ブラームスはシューマンの作品3と作品10、リストの〈パガニーニの主題による練習曲〉の先例をみるにつけ、自分もそういう練習曲をつくってみようとも考えていた。そこに、このタウジヒが、パガニーニの主題による華やかな変奏曲をかかないか、とブラームスに提案したことが、作曲の動機となった。
この作品35の変奏曲は、各14の変奏からなる2冊のものとなっており、合計28の変奏がある。各変奏ごとに演奏技巧上の問題をつぎつぎと提示しており、技巧的に至難ともいえる練習曲である。ブラームスは、この曲に、「精巧な指のためのピアノの練習曲」と記した。主題は2冊ともパガニーニの無伴奏ヴァイオリンのためのカプリス第24番イ短調からとられている。
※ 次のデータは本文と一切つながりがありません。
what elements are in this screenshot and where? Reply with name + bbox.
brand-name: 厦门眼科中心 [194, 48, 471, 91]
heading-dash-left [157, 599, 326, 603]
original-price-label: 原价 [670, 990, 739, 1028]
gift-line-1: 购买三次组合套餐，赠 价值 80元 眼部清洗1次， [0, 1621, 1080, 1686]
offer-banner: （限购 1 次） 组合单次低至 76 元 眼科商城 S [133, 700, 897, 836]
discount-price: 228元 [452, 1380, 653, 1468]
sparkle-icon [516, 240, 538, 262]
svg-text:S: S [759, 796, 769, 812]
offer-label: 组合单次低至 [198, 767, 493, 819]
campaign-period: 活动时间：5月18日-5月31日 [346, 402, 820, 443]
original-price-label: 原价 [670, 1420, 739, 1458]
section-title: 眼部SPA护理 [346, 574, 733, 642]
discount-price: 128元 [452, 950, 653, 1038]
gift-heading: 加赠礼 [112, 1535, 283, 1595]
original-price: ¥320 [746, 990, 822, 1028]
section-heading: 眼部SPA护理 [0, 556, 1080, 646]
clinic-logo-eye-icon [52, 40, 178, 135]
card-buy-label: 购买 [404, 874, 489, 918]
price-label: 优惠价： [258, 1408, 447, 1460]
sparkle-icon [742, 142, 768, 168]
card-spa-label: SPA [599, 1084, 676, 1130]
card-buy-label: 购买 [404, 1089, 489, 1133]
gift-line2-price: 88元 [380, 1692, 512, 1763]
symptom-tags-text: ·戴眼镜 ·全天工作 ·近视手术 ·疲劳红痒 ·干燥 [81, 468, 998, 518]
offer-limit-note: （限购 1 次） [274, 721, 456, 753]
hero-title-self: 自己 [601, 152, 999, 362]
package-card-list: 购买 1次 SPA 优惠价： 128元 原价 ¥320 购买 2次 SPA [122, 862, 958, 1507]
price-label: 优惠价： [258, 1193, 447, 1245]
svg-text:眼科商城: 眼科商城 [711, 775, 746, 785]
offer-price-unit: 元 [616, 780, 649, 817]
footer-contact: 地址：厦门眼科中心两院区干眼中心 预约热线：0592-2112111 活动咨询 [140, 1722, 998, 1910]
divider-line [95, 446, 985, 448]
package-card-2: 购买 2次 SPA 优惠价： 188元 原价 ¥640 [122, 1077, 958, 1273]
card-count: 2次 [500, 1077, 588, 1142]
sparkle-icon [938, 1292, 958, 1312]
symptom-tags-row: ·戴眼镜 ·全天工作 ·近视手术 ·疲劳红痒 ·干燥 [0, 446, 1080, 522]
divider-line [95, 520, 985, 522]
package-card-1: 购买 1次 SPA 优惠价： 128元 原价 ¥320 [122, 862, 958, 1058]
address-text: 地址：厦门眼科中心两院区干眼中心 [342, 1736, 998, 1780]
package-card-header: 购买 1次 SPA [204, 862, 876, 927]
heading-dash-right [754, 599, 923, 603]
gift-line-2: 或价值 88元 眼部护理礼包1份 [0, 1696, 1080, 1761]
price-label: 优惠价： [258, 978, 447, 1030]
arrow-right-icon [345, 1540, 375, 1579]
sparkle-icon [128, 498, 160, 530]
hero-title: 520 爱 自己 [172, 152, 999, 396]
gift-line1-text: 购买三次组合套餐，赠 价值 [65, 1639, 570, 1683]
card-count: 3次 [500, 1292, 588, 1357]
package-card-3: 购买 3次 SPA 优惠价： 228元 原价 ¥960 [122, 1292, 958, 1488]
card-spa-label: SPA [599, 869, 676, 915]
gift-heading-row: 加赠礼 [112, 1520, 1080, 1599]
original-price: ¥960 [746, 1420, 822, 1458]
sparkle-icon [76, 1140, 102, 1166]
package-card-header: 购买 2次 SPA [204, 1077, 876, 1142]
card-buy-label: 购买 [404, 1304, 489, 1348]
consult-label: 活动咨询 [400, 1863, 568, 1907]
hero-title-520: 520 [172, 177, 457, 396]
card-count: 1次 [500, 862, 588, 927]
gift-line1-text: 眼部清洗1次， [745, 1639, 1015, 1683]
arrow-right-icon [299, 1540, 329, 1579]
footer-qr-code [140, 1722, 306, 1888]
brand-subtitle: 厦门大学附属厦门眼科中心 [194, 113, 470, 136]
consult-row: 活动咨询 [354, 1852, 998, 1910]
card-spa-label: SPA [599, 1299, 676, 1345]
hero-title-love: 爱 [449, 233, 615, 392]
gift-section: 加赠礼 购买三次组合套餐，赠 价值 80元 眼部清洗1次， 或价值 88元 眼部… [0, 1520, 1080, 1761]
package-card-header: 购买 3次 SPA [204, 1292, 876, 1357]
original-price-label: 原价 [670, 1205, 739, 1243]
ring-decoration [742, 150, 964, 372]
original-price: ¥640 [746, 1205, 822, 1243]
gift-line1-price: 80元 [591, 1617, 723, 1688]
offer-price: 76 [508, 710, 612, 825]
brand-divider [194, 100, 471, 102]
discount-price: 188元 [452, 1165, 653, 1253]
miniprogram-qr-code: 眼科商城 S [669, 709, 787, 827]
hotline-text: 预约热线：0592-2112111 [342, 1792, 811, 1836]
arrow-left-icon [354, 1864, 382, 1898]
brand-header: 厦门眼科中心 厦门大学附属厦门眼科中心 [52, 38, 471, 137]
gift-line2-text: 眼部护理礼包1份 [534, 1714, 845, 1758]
リストの弟子、ローゼンタールがこの曲を演奏するようになったとき、リストは、「このブラームスの曲は、自分のよりよい」と言った。しかし、さらにつづけて、「だが自分のはこれよりも10年以上も前につくられているのだ」と付け加えることも忘れなかった。
また、ローゼンタールが、これら28曲は続けて演奏されるべきものかどうかブラームスに問うたところ、ブラームスは「第一冊のあと休みをとればよい。しかしそれでも聴衆が満足していないようであれば、次の第二冊に移ればよい」と冗談を言ったということである。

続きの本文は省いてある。